When executing a replication workload with semisynch replication turned off and periodic
STOP SLAVE IO_THREAD thread, START SLAVE IO_THREAD (in order to simulate network
failures), the slave stopped with the following information in SHOW SLAVE STATUS:
mysql> show slave status\G
*************************** 1. row ***************************
Master_User: root
Master_Port: 19306
Connect_Retry: 1
Master_Log_File: master-bin.000001
Read_Master_Log_Pos: 1900343
Relay_Log_File: slave-relay-bin.000003
Relay_Log_Pos: 1283333
Relay_Master_Log_File: master-bin.000001
Slave_IO_Running: No
Slave_SQL_Running: Yes
Last_Errno: 0
Skip_Counter: 0
Exec_Master_Log_Pos: 1900343
Relay_Log_Space: 1900793
Until_Condition: None
Until_Log_Pos: 0
Master_SSL_Allowed: No
Seconds_Behind_Master: NULL
Master_SSL_Verify_Server_Cert: No
Last_IO_Errno: 1593
Last_IO_Error: Fatal error: Failed to run 'after_queue_event' hook
Last_SQL_Errno: 0
Master_Server_Id: 1
1 row in set (0.00 sec)
The slave error log contains:
090630 13:58:12 [ERROR] Set 'rpl_semi_sync_master_reply_log_file_pos' on master failed
090630 13:58:12 [ERROR] Slave I/O: Fatal error: Failed to run 'after_queue_event' hook,
Error_code: 1593
090630 13:58:12 [Note] Slave I/O thread exiting, read up to log 'master-bin.000001',
position 1900343
which implies that the master is at fault, however the master error log does not contain
any information about what happened.
Also, the error is reported as "Fatal", but START SLAVE IO_THREAD is able to reestablish
replication and Rpl_semi_sync_master_status converts back to ON, so how "Fatal" the error
was remains an open question.
How to repeat:
With the Random Query Generator from the mysql-test-extra-6.0 tree, mysql-test/gentest,
$ perl \
--basedir=/build/bzr/azalea-bugfixing \
--grammar=conf/replication_simple.yy \
--rpl_mode=statement \
--mem \
--mysqld=--plugin-dir=/build/bzr/azalea-bugfixing/plugin/semisync/.libs \
--mysqld=--rpl_semi_sync_master_enabled=1 \
--mysqld=--rpl_semi_sync_slave_enabled=1 \
--duration=1800 \
--queries=100000000 \
--threads=10 \
--validator=ReplicationSlaveStatus \
The ReplicationSemiSync reporter causes the slave to stop for random periods of time and
then attempt to reestablish semisynchronous replication. The ReplicationSlaveStatus
monitors SHOW SLAVE STATUS and will terminate the test as soon as the error occurs,
usually within a minute (a few START|STOP SLAVE IO THREAD cycles).
Suggested fix:
Semisynchronous replication should survive IO thread issues without throwing error
The actual cause of each failure must be present if not in SHOW SLAVE STATUS, then at
least in the error log. If the slave error log talks about a failure on the master, the
error log on the master needs to contain an entry and debug information for that failure.

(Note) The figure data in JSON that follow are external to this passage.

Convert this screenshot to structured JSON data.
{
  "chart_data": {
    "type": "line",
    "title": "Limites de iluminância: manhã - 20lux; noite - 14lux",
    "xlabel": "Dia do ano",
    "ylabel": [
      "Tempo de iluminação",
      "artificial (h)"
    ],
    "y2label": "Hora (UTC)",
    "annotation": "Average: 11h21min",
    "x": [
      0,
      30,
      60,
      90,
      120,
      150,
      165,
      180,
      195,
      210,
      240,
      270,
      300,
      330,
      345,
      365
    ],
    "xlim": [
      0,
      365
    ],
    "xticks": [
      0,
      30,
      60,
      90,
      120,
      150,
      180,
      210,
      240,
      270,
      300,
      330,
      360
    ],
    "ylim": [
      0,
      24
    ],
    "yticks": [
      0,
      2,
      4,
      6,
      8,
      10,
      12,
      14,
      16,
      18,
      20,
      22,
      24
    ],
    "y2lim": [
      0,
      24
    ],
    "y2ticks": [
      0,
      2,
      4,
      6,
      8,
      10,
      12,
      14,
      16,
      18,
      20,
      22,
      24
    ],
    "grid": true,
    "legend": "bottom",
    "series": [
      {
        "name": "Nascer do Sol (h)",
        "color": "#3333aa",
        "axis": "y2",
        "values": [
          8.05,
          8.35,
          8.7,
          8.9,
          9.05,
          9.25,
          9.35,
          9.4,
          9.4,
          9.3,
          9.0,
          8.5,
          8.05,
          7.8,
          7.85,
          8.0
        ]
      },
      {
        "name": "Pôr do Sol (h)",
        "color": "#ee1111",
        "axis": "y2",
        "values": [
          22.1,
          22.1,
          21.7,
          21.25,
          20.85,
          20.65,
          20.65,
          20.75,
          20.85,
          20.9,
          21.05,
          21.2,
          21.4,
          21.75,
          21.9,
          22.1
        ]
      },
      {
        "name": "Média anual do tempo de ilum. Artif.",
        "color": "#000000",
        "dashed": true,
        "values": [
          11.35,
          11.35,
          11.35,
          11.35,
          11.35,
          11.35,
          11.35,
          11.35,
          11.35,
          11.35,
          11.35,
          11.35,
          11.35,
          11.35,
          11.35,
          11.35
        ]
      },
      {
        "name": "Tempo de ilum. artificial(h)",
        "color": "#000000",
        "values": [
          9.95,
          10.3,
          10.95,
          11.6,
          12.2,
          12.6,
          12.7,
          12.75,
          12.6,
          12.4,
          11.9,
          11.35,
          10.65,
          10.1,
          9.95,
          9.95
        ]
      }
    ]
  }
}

[30 Jun 2009 13:30] Zhenxing He
The error is on slave, not on master, maybe the error message 'Set
'rpl_semi_sync_master_reply_log_file_pos' on master failed' is misleading, better say
'Send semi-sync reply to master failed'. This error is mostly caused by connection
Fatal here means that the slave IO thread has to stop because of the error, but it's
possible to restart slave IO thread.
[30 Jun 2009 13:51] Philip Stoev
The test uses only STOP SLAVE IO_THREAD and it does not attempt to disrupt the connection
between the master and the slave in any other way. Can we have extra debugging
information in case this error happens so that this can be debugged further?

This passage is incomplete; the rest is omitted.